Outside of San Francisco, the entire city of Alameda lies within a liquefaction zone, as does most of San Leandro and Hayward. West Oakland and most of Emeryville face liquefaction risks, as does the western flank of Berkeley.

In the South Bay and along the Peninsula, one huge liquefaction zone extends from SFO down through most of Santa Clara and San Jose.

Map users may search for a physical address to see what kind of quake hazards that property may face.
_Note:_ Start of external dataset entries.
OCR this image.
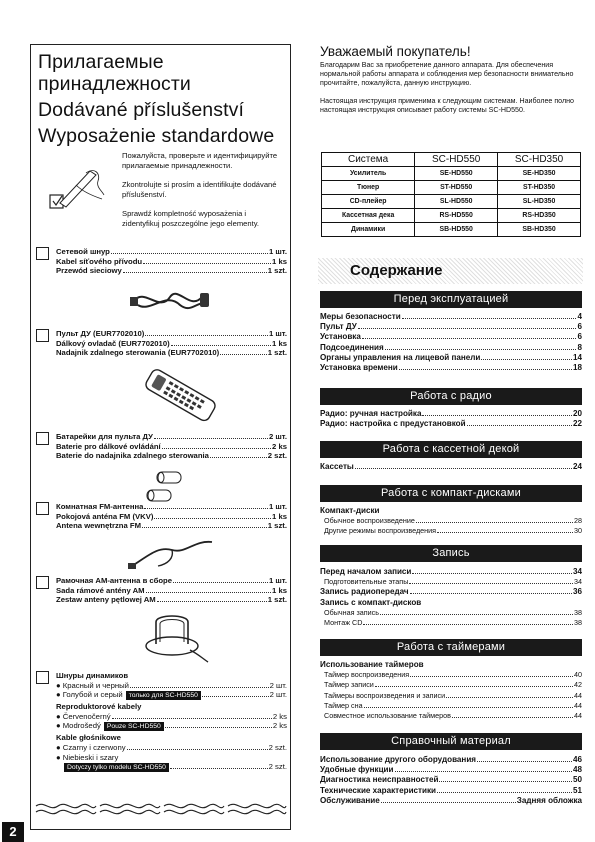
Прилагаемые
принадлежности
Dodávané příslušenství
Wyposażenie standardowe

Пожалуйста, проверьте и идентифицируйте прилагаемые принадлежности.

Zkontrolujte si prosím a identifikujte dodávané příslušenství.

Sprawdź kompletność wyposażenia i zidentyfikuj poszczególne jego elementy.

Сетевой шнур	1 шт.
Kabel síťového přívodu	1 ks
Przewód sieciowy	1 szt.
Пульт ДУ (EUR7702010)	1 шт.
Dálkový ovladač (EUR7702010)	1 ks
Nadajnik zdalnego sterowania (EUR7702010)	1 szt.
Батарейки для пульта ДУ	2 шт.
Baterie pro dálkové ovládání	2 ks
Baterie do nadajnika zdalnego sterowania	2 szt.
Комнатная FM-антенна	1 шт.
Pokojová anténa FM (VKV)	1 ks
Antena wewnętrzna FM	1 szt.
Рамочная АМ-антенна в сборе	1 шт.
Sada rámové antény AM	1 ks
Zestaw anteny pętlowej AM	1 szt.
Шнуры динамиков
● Красный и черный	2 шт.
● Голубой и серый только для SC-HD550	2 шт.
Reproduktorové kabely
● Červenočerný	2 ks
● Modrošedý Pouze SC-HD550	2 ks
Kable głośnikowe
● Czarny i czerwony	2 szt.
● Niebieski i szary
Dotyczy tylko modelu SC-HD550	2 szt.
Уважаемый покупатель!

Благодарим Вас за приобретение данного аппарата. Для обеспечения нормальной работы аппарата и соблюдения мер безопасности внимательно прочитайте, пожалуйста, данную инструкцию.

Настоящая инструкция применима к следующим системам. Наиболее полно настоящая инструкция описывает работу системы SC-HD550.

Система	SC-HD550	SC-HD350
Усилитель	SE-HD550	SE-HD350
Тюнер	ST-HD550	ST-HD350
CD-плейер	SL-HD550	SL-HD350
Кассетная дека	RS-HD550	RS-HD350
Динамики	SB-HD550	SB-HD350
Содержание
Перед эксплуатацией
Меры безопасности	4
Пульт ДУ	6
Установка	6
Подсоединения	8
Органы управления на лицевой панели	14
Установка времени	18
Работа с радио
Радио: ручная настройка	20
Радио: настройка с предустановкой	22
Работа с кассетной декой
Кассеты	24
Работа с компакт-дисками
Компакт-диски
Обычное воспроизведение	28
Другие режимы воспроизведения	30
Запись
Перед началом записи	34
Подготовительные этапы	34
Запись радиопередач	36
Запись с компакт-дисков
Обычная запись	38
Монтаж CD	38
Работа с таймерами
Использование таймеров
Таймер воспроизведения	40
Таймер записи	42
Таймеры воспроизведения и записи	44
Таймер сна	44
Совместное использование таймеров	44
Справочный материал
Использование другого оборудования	46
Удобные функции	48
Диагностика неисправностей	50
Технические характеристики	51
Обслуживание	Задняя обложка
2
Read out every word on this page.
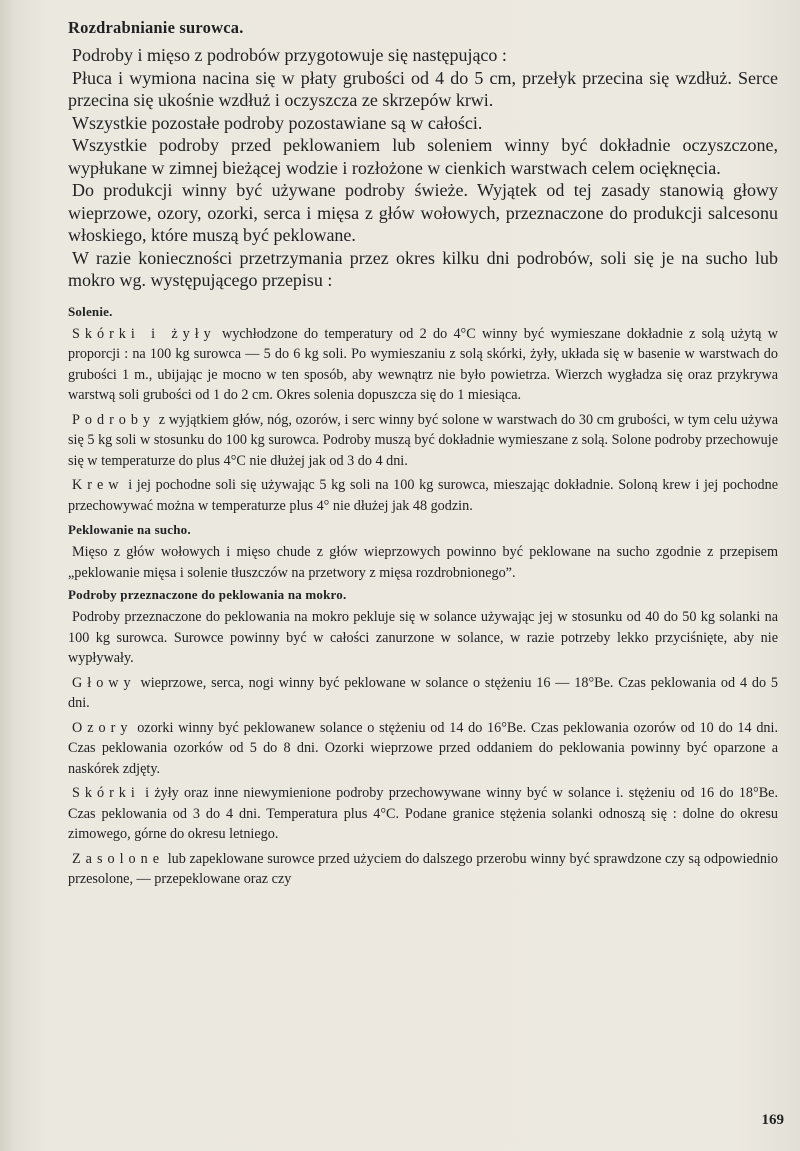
Rozdrabnianie surowca.

Podroby i mięso z podrobów przygotowuje się następująco :

Płuca i wymiona nacina się w płaty grubości od 4 do 5 cm, przełyk przecina się wzdłuż. Serce przecina się ukośnie wzdłuż i oczyszcza ze skrzepów krwi.

Wszystkie pozostałe podroby pozostawiane są w całości.

Wszystkie podroby przed peklowaniem lub soleniem winny być dokładnie oczyszczone, wypłukane w zimnej bieżącej wodzie i rozłożone w cienkich warstwach celem ocięknęcia.

Do produkcji winny być używane podroby świeże. Wyjątek od tej zasady stanowią głowy wieprzowe, ozory, ozorki, serca i mięsa z głów wołowych, przeznaczone do produkcji salcesonu włoskiego, które muszą być peklowane.

W razie konieczności przetrzymania przez okres kilku dni podrobów, soli się je na sucho lub mokro wg. występującego przepisu :

Solenie.

Skórki i żyły wychłodzone do temperatury od 2 do 4°C winny być wymieszane dokładnie z solą użytą w proporcji : na 100 kg surowca — 5 do 6 kg soli. Po wymieszaniu z solą skórki, żyły, układa się w basenie w warstwach do grubości 1 m., ubijając je mocno w ten sposób, aby wewnątrz nie było powietrza. Wierzch wygładza się oraz przykrywa warstwą soli grubości od 1 do 2 cm. Okres solenia dopuszcza się do 1 miesiąca.

Podroby z wyjątkiem głów, nóg, ozorów, i serc winny być solone w warstwach do 30 cm grubości, w tym celu używa się 5 kg soli w stosunku do 100 kg surowca. Podroby muszą być dokładnie wymieszane z solą. Solone podroby przechowuje się w temperaturze do plus 4°C nie dłużej jak od 3 do 4 dni.

Krew i jej pochodne soli się używając 5 kg soli na 100 kg surowca, mieszając dokładnie. Soloną krew i jej pochodne przechowywać można w temperaturze plus 4° nie dłużej jak 48 godzin.

Peklowanie na sucho.

Mięso z głów wołowych i mięso chude z głów wieprzowych powinno być peklowane na sucho zgodnie z przepisem „peklowanie mięsa i solenie tłuszczów na przetwory z mięsa rozdrobnionego”.

Podroby przeznaczone do peklowania na mokro.

Podroby przeznaczone do peklowania na mokro pekluje się w solance używając jej w stosunku od 40 do 50 kg solanki na 100 kg surowca. Surowce powinny być w całości zanurzone w solance, w razie potrzeby lekko przyciśnięte, aby nie wypływały.

Głowy wieprzowe, serca, nogi winny być peklowane w solance o stężeniu 16 — 18°Be. Czas peklowania od 4 do 5 dni.

Ozory ozorki winny być peklowanew solance o stężeniu od 14 do 16°Be. Czas peklowania ozorów od 10 do 14 dni. Czas peklowania ozorków od 5 do 8 dni. Ozorki wieprzowe przed oddaniem do peklowania powinny być oparzone a naskórek zdjęty.

Skórki i żyły oraz inne niewymienione podroby przechowywane winny być w solance i. stężeniu od 16 do 18°Be. Czas peklowania od 3 do 4 dni. Temperatura plus 4°C. Podane granice stężenia solanki odnoszą się : dolne do okresu zimowego, górne do okresu letniego.

Zasolone lub zapeklowane surowce przed użyciem do dalszego przerobu winny być sprawdzone czy są odpowiednio przesolone, — przepeklowane oraz czy

169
The maps and accompanying app can also be used to determine which potential quake hazards must be disclosed when attempting to sell property in California.
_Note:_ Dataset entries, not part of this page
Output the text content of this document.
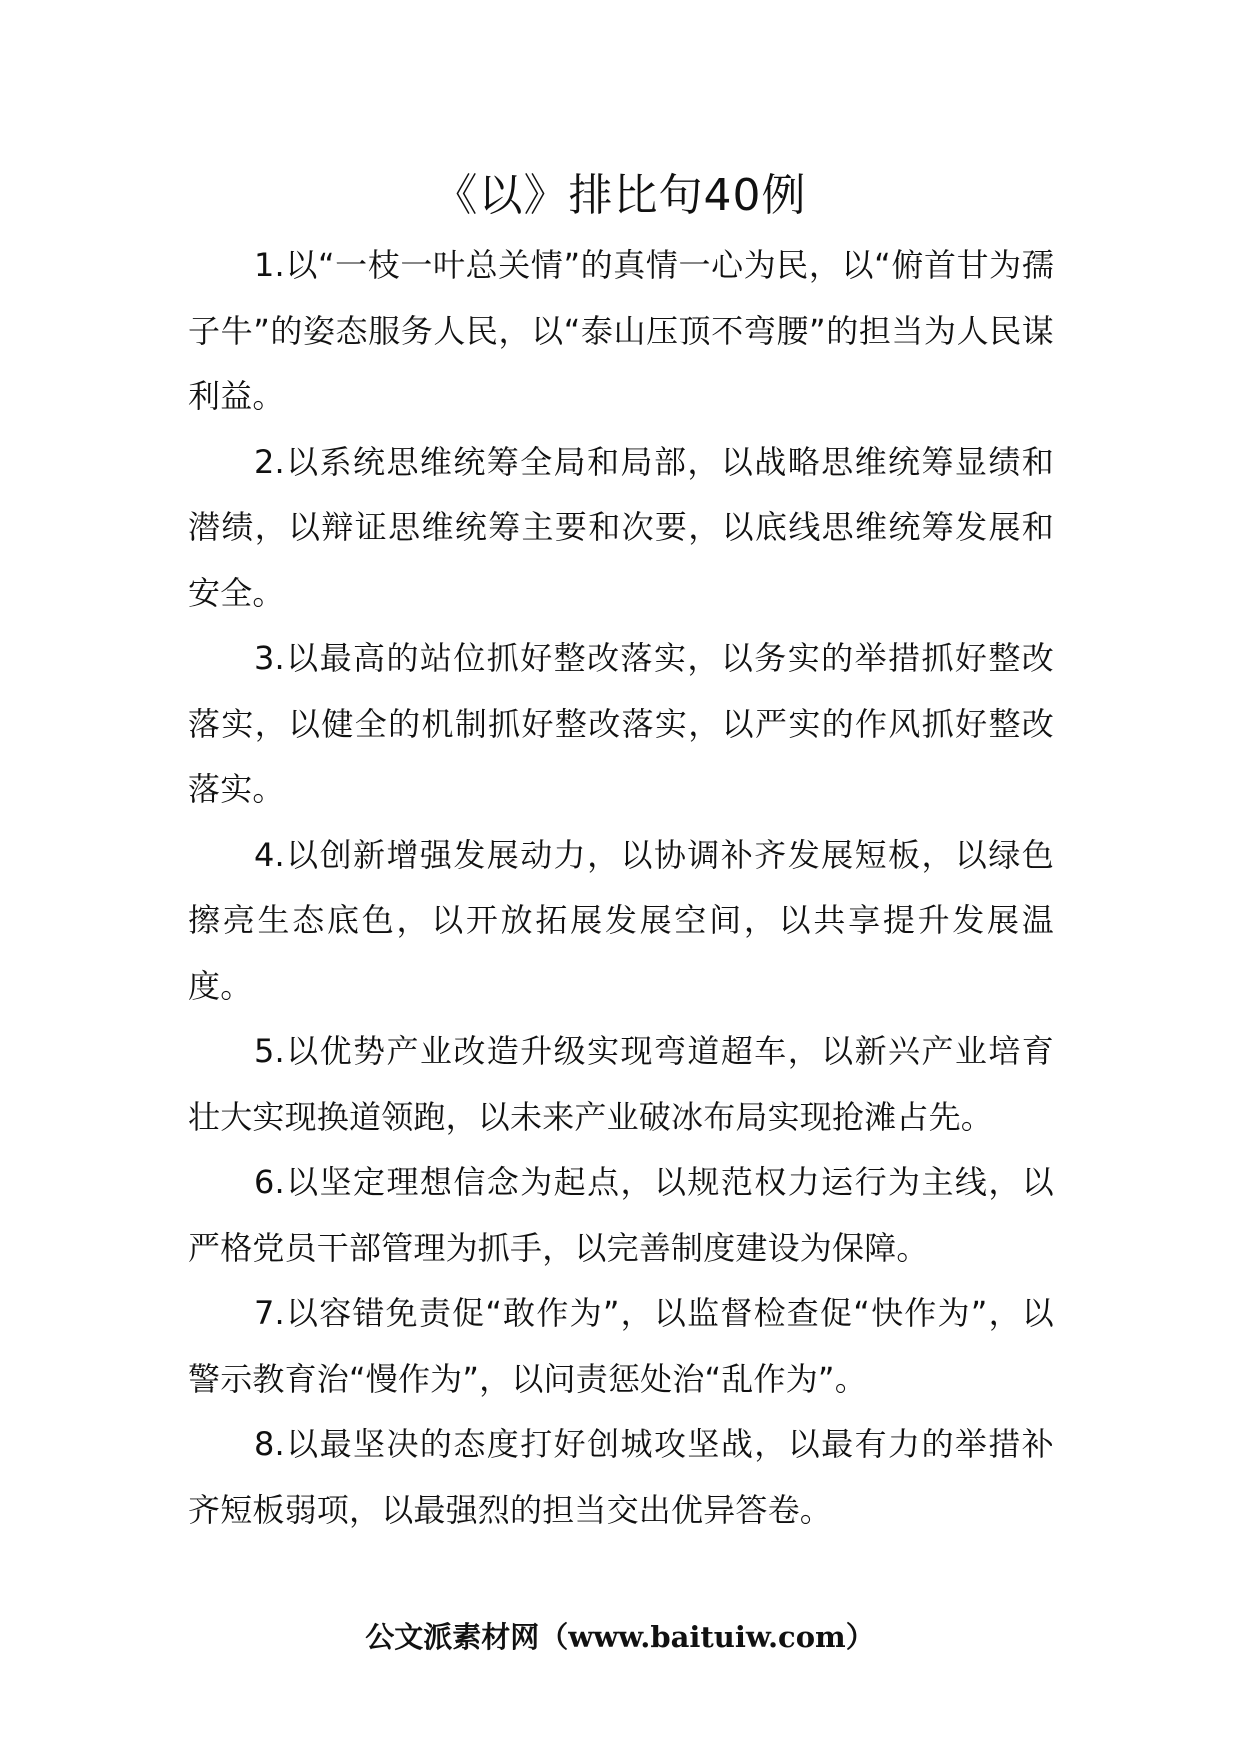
《以》排比句40例

1.以“一枝一叶总关情”的真情一心为民，以“俯首甘为孺子牛”的姿态服务人民，以“泰山压顶不弯腰”的担当为人民谋利益。

2.以系统思维统筹全局和局部，以战略思维统筹显绩和潜绩，以辩证思维统筹主要和次要，以底线思维统筹发展和安全。

3.以最高的站位抓好整改落实，以务实的举措抓好整改落实，以健全的机制抓好整改落实，以严实的作风抓好整改落实。

4.以创新增强发展动力，以协调补齐发展短板，以绿色擦亮生态底色，以开放拓展发展空间，以共享提升发展温度。

5.以优势产业改造升级实现弯道超车，以新兴产业培育壮大实现换道领跑，以未来产业破冰布局实现抢滩占先。

6.以坚定理想信念为起点，以规范权力运行为主线，以严格党员干部管理为抓手，以完善制度建设为保障。

7.以容错免责促“敢作为”，以监督检查促“快作为”，以警示教育治“慢作为”，以问责惩处治“乱作为”。

8.以最坚决的态度打好创城攻坚战，以最有力的举措补齐短板弱项，以最强烈的担当交出优异答卷。

公文派素材网（www.baituiw.com）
CGS notes that “due to limitations in data availability and mapping at regional scales, it is expected that some of these hazards will produce damaging ground failures outside the delineated zones in future earthquakes.”

But the agency adds that “the majority of occurrences will be within the zoned areas.”

Earthquakes of 5.5 or greater are relatively common (in geologic terms) along Bay Area faults, but may become more or less frequent depending on other recent eruptions.

As CGS researchers wrote in the Bulletin of the Seismological Society of America in 2002:

Cycles of seismicity and quiescence were associated with the Bay area earthquakes of 1868, 1906, and 1989. The 1868 earthquake on the Hayward fault was preceded by 12 earthquakes of M ≥5.5 from 1855 to 1866, within 60 km of the Hayward fault, and was followed by 13 quiet years.

The 1906 San Andreas fault event was preceded from 1881 to 1903 by 18 earthquakes of M ≥5.5 and was followed by quiescence, with only three earthquakes of M ≥5.5 until 1954. The Bay area has been seismically quiet at the M ≥5.5 level since the 1989 Loma Prieta earthquake and its 1990 aftershocks, which contrasts with the 10 years before 1989, when five M 5.5–6.2 events occurred.

The Loma Prieta earthquake is of similar magnitude to the 1868 Hayward event and could be followed by a similarly short quiet period.

Since 2002, the Bay Area has suffered two major earthquakes: The 2007 Alum Rock quake (5.6) and the Napa quake in 2014 (6.0).

Residents can access the info via an online app that compiles the disparate maps together.